Ronnie: Shall we talk about this Mulberry campaign you shot? This being campaign number three for you?
Tim: Yes, the first was the one we did in Northumberland, and that was for Spring Summer 2011 and we filled the room with flowers and had a little piglet, then the second campaign we did in March 2011 and we had Shona (Heath) do the giant animals which was very good, those giant eggs and the big owl! Then we shot Spring Summer 2012 in October and the theme was Emma’s look at the seaside, so we went to the epitome of the English seaside – Brighton -and shot on the pier. That’s where we were! Shooting Spring Summer 2012 in October! It could have been a disaster, but Emma said she wouldn’t mind if it rained and yet luckily we had perfect weather.
Ronnie: Actually we thought we had an alternative for if it rained which didn’t work so we really didn’t have any option if it had poured down! We had the weirdest day, Indian summer, blue sky, fluffy clouds, and it seemed like no one in Brighton was working – everyone was out! It was strange, like a higher power smiled on us and said ‘we like your show Emma, we love the bags, clothes, shoes, so we’re going to give you a gift!’
Tim: Because of the way I shoot we had no lights, it was all daylight, so hair and makeup was at 6.30, by 7 we were on the beach watching the sun come up and then when it was going down in the early evening we were shooting still! Then it got cold and we all went home…
Ronnie: It was pretty magical. The girls, the two models [Frida Gustavsson and Lindsey Wixson] were great, really good together – like twins!
Tim: I have a question for you Ronnie, how old were you when you realised you were motivated by visual arts?
Ronnie: I think about three years old. I was drawn to painting and was basically very visually defined, in the way I thought, the way I remember things.
Tim: So for you, visual communication is a much more potent form of communication than the written form?
Ronnie: Yes, in a funny way I had to learn to communicate in all the different ways, as my level of development was advanced visually and then other methods caught up to that. I think it’s common for creative people, you decipher things, you learn things, you make sense of things, all visually first.
Tim: I was a doodler as a child, I communicated through sketches and would draw things to describe them.
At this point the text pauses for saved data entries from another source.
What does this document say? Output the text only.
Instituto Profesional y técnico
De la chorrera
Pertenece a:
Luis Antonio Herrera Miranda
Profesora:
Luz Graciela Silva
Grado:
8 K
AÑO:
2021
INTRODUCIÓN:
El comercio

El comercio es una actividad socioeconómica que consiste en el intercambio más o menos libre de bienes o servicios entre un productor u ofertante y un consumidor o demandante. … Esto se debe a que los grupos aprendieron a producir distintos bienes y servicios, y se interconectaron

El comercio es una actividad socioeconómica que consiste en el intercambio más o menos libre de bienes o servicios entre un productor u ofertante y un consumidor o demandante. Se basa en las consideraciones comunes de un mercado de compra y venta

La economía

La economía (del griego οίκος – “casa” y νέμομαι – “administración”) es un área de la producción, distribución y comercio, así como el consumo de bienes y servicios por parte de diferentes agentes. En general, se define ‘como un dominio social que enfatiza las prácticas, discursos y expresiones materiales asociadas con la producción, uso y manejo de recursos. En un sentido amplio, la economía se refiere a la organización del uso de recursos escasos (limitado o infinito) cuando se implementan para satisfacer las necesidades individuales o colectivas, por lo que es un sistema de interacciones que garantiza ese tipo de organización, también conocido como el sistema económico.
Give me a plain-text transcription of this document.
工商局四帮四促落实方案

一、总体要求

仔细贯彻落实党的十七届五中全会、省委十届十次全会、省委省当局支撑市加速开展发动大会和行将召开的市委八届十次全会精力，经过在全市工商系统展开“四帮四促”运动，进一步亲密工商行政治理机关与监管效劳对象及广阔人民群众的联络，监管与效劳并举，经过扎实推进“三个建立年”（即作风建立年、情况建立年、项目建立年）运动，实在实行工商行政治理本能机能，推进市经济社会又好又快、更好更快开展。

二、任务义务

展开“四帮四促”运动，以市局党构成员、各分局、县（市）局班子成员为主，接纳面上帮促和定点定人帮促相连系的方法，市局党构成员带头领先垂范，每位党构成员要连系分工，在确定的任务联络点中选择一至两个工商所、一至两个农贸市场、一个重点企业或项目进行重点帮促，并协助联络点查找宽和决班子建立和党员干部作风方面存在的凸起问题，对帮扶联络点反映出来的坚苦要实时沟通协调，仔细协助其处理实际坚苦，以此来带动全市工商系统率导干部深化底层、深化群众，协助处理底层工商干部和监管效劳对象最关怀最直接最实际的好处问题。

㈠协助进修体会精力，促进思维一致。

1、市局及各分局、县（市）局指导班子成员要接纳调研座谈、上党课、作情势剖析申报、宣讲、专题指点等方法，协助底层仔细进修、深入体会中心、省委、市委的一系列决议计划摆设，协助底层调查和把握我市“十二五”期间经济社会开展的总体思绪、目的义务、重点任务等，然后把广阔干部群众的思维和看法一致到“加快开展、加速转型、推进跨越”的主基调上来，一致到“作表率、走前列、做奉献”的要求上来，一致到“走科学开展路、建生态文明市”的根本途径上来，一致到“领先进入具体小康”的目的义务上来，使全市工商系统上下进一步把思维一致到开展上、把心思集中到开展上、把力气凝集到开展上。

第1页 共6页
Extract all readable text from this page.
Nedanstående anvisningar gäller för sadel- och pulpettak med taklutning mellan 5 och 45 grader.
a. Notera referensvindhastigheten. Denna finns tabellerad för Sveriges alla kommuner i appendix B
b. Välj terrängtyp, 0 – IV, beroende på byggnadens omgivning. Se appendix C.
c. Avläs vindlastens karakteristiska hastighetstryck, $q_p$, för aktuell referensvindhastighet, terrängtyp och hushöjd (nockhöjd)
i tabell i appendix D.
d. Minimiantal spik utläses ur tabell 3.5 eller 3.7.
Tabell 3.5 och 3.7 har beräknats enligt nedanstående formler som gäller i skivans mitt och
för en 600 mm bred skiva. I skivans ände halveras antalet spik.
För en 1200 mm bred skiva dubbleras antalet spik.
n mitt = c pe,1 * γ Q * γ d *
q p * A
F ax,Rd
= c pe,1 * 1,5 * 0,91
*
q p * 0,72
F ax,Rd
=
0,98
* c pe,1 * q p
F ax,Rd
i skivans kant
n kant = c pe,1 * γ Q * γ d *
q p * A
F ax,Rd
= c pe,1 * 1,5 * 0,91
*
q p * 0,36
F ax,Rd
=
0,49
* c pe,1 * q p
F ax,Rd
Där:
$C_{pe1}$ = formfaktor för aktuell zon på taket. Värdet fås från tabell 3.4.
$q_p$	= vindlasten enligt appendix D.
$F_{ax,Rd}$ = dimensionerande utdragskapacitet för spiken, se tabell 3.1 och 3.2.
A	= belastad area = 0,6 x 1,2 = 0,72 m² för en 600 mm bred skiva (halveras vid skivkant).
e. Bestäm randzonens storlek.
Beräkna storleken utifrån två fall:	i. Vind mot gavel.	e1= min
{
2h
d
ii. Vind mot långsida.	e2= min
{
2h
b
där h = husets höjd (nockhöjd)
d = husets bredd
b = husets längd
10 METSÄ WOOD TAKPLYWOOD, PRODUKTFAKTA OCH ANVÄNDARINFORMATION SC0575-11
Doodles became photographs, I think like cartoons in a way – I see my photography as a form of cartoon – it was always in me to communicate that way. I couldn’t have done it in any other way. I think a lot of us that work visually, me, Emma, you, developed this way to communicate and understand visually when we were young, so still communicate like that now. Our childhoods are therefore important to how we think, maybe that’s the common denominator in all of us and why we all ‘get’ what we want from images, from campaigns.
Ronnie: We all seem to have rich memories from our childhood definitely. I’m always going back and wondering if the things I remember are simplistic and barely noticed by others but for me turned into seasons, campaigns, images or long term fascinations. It’s how each person perceives the situation I guess.